How precious. I’m so loved!
It only puts one face flashing across my mind. Okay, minus the raindrops falling off the rooftop. But oh, never mind.
This aside, it heartens me to see what Papa dearest is doing all over the world to His beloved ones. A pair of glorious twins who can sing and harmonize so well, singing the beautiful praise songs of our dearly loved God.
And I’ve been feeling very blessed for the past week. Too blessed to be stressed, Amen? Love the growing, the molding, the pruning, the tuning, the loving, and the walking; I love all of them in this unique privileged journey of mine with God.
I can finally type in Korean and Japanese! The only thing is memorising the Hangul Jamo characters that correspond to the keys on my keyboard. Well, watching Super Junior M gives me the ultimate motivation to study Korean because they’re working so hard to brush up on their Chinese language too! But I’ll probably work on the grammar part first before I’m even sure of typing my sentences out.
For now, typing in Japanese seems easier! Here’s my brief self-introduction:
こんいちわ。えいだです、新が歩折る殻来ました。わたしわがくせえです。どおぞよろしく!
Okay, it’s time for bed now. I’m REALLY tired.
おやすみなさい! :)
If I really care about my health, I musn’t be worried about it.
Every time I get a bout of fever and migraine, I stubornly refuse to forsake the pills for the healing of my God. Truthfully speaking, I downed 4 Panadols and 4 migraine pills yesterday. And here I am going to pray for sick children on Saturday when I do not even pray for my own healing. Oh, the irony.

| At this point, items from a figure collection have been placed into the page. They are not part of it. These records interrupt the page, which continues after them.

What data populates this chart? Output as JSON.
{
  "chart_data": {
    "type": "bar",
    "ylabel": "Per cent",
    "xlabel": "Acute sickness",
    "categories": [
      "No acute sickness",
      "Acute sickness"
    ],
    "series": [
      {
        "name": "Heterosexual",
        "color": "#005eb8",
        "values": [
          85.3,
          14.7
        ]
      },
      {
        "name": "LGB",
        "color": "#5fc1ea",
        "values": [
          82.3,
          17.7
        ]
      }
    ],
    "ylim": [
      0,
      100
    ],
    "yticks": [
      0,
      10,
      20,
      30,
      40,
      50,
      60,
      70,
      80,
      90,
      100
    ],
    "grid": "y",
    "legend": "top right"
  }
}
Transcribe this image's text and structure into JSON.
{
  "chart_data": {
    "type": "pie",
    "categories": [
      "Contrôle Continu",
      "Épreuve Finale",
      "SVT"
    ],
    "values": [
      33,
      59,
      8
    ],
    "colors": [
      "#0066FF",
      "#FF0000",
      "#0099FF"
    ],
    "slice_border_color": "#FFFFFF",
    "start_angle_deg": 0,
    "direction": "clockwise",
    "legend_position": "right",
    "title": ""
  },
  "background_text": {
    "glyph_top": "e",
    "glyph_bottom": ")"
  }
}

Then it makes me think, “Jesus, You must be ashamed of me, huh?” But no! For Romans 8:1 says, “Therefore, there is now no condemnation for those who are in Christ Jesus“. So privileged to be living in such times when there is still provision in an economic crisis.
“See the pain finished through the finished work of healing.”
- Pastor Joseph Prince
The words of our Pastor are singing about the glorious word of Jesus and His finished work. With this the oil of gladness simply flows through me, much more renewed and refreshed than I had been yesterday. Pastor talks about the soft, golden pipes as in Prophet Zechariah’s prophecy in Zechariah 4. And I have to stop clogging these pipes of blessings and provision, Amen!
Jesus lives in the realm of DONE. Oh, walking in the realm of the finished work is rest.
What an awesome piece of good news, Father! Thank You, Papa. Your work is finished.
Time for school now. And Your shalom I’ll take with me.